I wonder how many of us, off the top of our heads, can think of that one person in our lives who despite all their valiant efforts, gets shit on more than the #1 star in scat porn. Sometimes, no matter how good of a person they are, life continuously deals them hands where they are treated in a way that isn’t at all reflective of the morality of their character. I have to say that no matter what biases someone may think I have in regards to my partner, I have never met anyone more than John Schell who gets chewed up and spit out on the regular like an undigestible piece of grizzled meat. Yet, he is still one of the best people that I personally know. The fact that no matter how cruel the world has been and how absolutely hateful people have behaved towards him, he is still a good and genuine person, and that right there is one of the things I admire most about him. I know for a fact that if I had endured even half of the things he has went through, I’d be a cold and bitter individual representing merely the shell of a person. Now I’m just trying to represent the Schell. Ha, get it? I’ll see myself out.
Sure, we have all been through some type of heartbreak in one way or another. In fact, it is one of the most universally relatable emotions that there is. But the type of heartbreak he has went through would make me never want to love again. And yet, here I am, on the cusp of preparing to devote the rest of my life to the person who has given me their whole heart and entirety of their soul. I hope that the love I convey is equally as selfless and unconditional as the kind he shows me, but this is a competition where all are declared winner in the end. I can’t imagine having been burned so harshly by love that my heart would wear the weathered scars of something akin to a roasted marshmallow, but it turns out that time heals all wounds. When you finally find that one person, you will gain a greater understanding of every previous relationship failure before then. It makes everything worth it in the long run, and eternally grateful that you didn’t give up when the going got tough a long time ago. There are so many ups and downs that simply come along with living life, and all of the negativity previously endured make all the highs that much sweeter to behold.

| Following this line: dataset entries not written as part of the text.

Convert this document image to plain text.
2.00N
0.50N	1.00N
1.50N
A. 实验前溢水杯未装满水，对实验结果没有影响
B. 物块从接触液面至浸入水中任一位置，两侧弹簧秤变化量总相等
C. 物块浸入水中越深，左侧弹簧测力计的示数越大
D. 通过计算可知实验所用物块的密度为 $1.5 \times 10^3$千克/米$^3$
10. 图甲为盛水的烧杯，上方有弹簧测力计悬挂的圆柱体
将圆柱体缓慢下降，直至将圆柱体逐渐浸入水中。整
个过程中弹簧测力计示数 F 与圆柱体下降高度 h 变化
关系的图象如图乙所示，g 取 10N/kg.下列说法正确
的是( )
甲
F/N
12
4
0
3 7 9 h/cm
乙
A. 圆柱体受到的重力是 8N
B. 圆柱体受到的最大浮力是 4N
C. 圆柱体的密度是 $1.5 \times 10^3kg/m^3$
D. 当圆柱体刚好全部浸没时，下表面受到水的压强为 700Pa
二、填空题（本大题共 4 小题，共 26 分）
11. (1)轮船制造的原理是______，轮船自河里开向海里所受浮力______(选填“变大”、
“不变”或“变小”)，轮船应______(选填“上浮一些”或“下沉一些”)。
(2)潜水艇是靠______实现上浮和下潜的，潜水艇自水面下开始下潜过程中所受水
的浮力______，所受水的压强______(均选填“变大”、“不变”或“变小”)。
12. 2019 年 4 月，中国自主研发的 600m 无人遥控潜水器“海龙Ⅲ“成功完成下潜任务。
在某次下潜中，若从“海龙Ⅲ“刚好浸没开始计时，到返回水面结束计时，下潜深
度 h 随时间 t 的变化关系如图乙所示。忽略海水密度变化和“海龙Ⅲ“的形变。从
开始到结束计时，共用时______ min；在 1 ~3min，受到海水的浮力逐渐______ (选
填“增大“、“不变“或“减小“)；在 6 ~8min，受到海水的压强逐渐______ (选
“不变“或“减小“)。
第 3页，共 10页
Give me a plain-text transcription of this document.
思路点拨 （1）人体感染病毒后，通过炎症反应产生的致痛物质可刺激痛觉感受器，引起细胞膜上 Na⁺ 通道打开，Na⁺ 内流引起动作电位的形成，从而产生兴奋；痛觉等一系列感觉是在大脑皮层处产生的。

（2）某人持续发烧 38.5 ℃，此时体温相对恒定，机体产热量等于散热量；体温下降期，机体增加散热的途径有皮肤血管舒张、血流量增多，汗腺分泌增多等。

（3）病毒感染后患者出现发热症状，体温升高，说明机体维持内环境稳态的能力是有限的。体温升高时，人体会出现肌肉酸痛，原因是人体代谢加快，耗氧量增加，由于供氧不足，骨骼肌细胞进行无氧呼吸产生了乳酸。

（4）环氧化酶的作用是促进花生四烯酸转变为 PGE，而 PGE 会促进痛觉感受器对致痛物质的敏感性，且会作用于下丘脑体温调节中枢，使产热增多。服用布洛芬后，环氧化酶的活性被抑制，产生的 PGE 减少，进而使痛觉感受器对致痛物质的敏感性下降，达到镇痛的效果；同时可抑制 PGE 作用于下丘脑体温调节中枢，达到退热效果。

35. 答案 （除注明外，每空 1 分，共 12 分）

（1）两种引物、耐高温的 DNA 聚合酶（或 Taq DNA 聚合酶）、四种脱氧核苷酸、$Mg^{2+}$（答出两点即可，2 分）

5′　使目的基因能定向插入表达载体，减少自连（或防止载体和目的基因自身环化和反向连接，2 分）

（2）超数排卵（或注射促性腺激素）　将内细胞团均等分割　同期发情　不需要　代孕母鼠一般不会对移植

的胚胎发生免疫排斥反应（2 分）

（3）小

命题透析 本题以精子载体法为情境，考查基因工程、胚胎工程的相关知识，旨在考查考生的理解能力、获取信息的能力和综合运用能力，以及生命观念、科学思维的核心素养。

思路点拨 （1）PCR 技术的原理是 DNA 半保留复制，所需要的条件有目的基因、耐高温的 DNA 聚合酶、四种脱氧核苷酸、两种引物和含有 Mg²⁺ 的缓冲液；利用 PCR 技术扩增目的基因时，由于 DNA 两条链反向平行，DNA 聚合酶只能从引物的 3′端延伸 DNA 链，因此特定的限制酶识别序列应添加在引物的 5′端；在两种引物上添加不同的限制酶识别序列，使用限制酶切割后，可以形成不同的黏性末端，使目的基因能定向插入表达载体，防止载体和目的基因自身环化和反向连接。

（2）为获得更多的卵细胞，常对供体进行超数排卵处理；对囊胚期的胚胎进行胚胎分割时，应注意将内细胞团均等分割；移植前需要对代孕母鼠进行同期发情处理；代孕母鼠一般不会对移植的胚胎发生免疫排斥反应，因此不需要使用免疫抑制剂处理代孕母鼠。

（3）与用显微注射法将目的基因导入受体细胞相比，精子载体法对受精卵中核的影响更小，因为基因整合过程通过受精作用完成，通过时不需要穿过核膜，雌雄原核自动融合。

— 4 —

I don’t know how he did it. If I was talked about so bitterly and with such hatred by people I once broke bread with, I’d be utterly heartbroken, depressed, and full of animosity and bitterness. But he continuously powers through, and unless you knew the internal workings of his mind, you’d never be the wiser of the mental turmoil and anguish he faces on a daily basis. John had to be made of much stronger grit than the average, everyday man, but then again, I could never commit myself to an average everyday person. No matter the pain that gets thrown in his face, that man bosses the fuck up and still gets after it. So anyone who thinks that an alpha male is someone who just swaggers around and loudly proclaiming their prowess, has no idea. A true alpha steps up and shoulders the responsibility of a family and the duties it takes to be successful for their loved ones and for themselves as well.
It’s no wonder someone of his caliber has reached the success and accolades that he has. It takes a remarkable man too build an empire after being dragged through the mud and with every obstacle thrown in his path. Those are the type of people that truly make a difference in the world. They are put on this earth to impact the lives of others and those are the exact people who’s names will be brought up in revered and respected conversational context long after they are gone. I can’t believe my good fortune of being able to call this person my life partner, and I feel almost undeserving of all the great joys he has brought me. It’s no wonder why I tend to have little sympathy for the minor grievances millennials and Karen’s like to piss and moan about. Because the true go-getters of the world refuse to let any excuse hold them back. Good things don’t always come to those who wait. Good things come to the John Schell’s of the world who get after it despite their circumstances. It’s easy to make excuses. It’s harder to overcome hurdles. John has soared over those hurdles without looking back.
So, to the man who life has taken so much from, but still has given me so much as well, I salute you from the bottom of my heart. The love, admiration, and respect I have for you grows day by day. If there were more people in the world like John, there is not a doubt in my mind that it would be a better place. I am awed by his generosity and absolute resilient determination to make a plan, set it in motion, and then accomplish his goals. Anything he has ever dreamed of doing, he has been able to accomplish through his tenacity and ambition and refusal to be buried by all the dirt that’s ever been thrown on him. People love to talk about those doing big things with their life, because they are bored with the lack of positivity happening to them brought on by sheer laziness and fear of failure. John embraces the possibility of failure and pursues his goals regardlessly and lives life without fear, and that is one of the biggest reasons he keeps winning. So whenever I’m feeling low, demoralized, bitter, angry, or scared, I think to myself, “What would John do?” And then I try to be more like him. Because even if a fraction of him rubs off on me (do with this what you will), I will achieve more than I could ever imagine.